Hmm, thanks, very useful tip, but what about those operators at the end? Three plusses? What do they represent? Is it correct that

**z x * y + z x y + + +** parses into **(((z * x) + y) + z + x + y)**?

I have seen **x y * -** becoming **-x * y** in infix. Does that mean that operators at the end mean sign for individual variables, starting at the beginning? Or does that mean that you have to negate the result? :\

As far as your last question: no. That has to do with what the expression means.

Let's say you're parsing x y * -

You read x, and push it onto the stack. The stack is now x

You read y and push it onto the stack. The stack is now x|y

You read *. It's an operator. It's a binary operator so you pop two operands from the stack. The stack is now empty.

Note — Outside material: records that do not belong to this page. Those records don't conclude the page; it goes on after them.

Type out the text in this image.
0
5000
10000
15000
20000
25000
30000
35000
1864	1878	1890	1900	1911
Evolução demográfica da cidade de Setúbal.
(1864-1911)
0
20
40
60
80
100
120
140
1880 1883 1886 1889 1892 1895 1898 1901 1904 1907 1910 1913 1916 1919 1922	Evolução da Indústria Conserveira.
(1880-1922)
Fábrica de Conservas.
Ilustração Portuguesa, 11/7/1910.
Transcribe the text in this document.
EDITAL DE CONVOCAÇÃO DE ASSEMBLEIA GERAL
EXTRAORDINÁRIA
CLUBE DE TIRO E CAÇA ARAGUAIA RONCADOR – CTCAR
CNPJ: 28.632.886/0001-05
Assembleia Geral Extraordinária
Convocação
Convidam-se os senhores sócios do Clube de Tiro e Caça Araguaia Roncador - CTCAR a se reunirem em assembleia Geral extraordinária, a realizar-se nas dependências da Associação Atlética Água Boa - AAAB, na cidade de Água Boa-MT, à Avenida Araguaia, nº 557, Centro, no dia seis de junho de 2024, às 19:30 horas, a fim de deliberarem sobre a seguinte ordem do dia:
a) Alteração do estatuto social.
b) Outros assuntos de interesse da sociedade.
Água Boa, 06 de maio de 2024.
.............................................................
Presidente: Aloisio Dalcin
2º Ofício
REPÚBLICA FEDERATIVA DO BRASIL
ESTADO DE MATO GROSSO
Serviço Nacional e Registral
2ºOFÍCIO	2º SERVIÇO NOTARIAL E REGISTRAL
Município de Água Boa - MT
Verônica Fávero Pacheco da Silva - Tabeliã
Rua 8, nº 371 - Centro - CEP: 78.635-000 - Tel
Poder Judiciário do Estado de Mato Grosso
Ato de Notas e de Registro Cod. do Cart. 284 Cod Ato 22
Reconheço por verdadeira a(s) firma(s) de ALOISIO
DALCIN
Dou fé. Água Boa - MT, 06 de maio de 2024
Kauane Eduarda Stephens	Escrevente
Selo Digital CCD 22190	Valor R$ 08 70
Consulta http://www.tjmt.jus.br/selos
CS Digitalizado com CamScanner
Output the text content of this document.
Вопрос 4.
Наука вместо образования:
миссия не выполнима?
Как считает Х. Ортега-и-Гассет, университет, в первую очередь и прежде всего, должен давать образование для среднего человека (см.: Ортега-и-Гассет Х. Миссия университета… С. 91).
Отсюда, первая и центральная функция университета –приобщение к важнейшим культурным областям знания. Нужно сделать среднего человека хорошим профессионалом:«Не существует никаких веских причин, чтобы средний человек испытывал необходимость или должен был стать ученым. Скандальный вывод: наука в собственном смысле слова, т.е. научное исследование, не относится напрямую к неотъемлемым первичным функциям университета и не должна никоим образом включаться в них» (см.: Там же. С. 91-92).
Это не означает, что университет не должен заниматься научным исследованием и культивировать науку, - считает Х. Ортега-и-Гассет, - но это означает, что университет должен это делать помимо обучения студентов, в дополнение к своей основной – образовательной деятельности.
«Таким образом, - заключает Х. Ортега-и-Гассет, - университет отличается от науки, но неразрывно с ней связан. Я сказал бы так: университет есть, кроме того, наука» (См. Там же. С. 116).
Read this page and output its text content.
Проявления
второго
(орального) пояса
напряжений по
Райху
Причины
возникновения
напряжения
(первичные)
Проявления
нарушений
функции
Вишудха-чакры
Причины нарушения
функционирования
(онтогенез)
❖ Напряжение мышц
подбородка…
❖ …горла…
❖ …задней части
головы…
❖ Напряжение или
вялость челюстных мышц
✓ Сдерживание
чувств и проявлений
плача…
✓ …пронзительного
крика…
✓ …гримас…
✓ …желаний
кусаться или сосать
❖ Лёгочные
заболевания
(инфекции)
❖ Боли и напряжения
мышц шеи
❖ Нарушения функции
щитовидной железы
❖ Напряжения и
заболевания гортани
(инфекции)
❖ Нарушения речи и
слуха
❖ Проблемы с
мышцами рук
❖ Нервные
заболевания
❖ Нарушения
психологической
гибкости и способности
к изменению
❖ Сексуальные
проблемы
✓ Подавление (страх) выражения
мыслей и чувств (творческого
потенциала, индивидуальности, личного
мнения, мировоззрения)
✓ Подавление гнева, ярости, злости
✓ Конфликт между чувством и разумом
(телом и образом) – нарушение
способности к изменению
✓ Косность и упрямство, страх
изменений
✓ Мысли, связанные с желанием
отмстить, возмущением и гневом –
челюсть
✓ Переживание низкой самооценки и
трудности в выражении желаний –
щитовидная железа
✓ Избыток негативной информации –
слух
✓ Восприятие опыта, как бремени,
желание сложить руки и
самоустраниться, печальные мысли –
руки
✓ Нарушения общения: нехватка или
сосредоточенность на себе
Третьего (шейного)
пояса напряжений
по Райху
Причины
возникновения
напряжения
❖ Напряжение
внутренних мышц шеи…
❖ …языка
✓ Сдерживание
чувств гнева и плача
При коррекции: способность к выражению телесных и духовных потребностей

You calculate the result (x*y) and push it back in. The stack is now (x*y).

You read -. Let's say this symbol represents the unary operation, but not the binary (to avoid ambiguity). This is an unary operator, so you pop one element from the stack (and indeed that is all you can do. A binary operator at this point would have to be interpreted as a syntax error). The stack is now empty.

You calculate the result -(x*y) and push it back in. The stack is now -(x*y).

No more tokes on input, and one value on the stack means you've reached the end of a successful parse. You pop the final result: -(x*y)

Now note that -(x*y) is the same as -x*y = x*(-y) = x*y*(-1), etc, etc. This doesn't mean that a - at the end of the expression negates the first value. It just happens that, because of the way multiplication works, those two expressions are equivalent.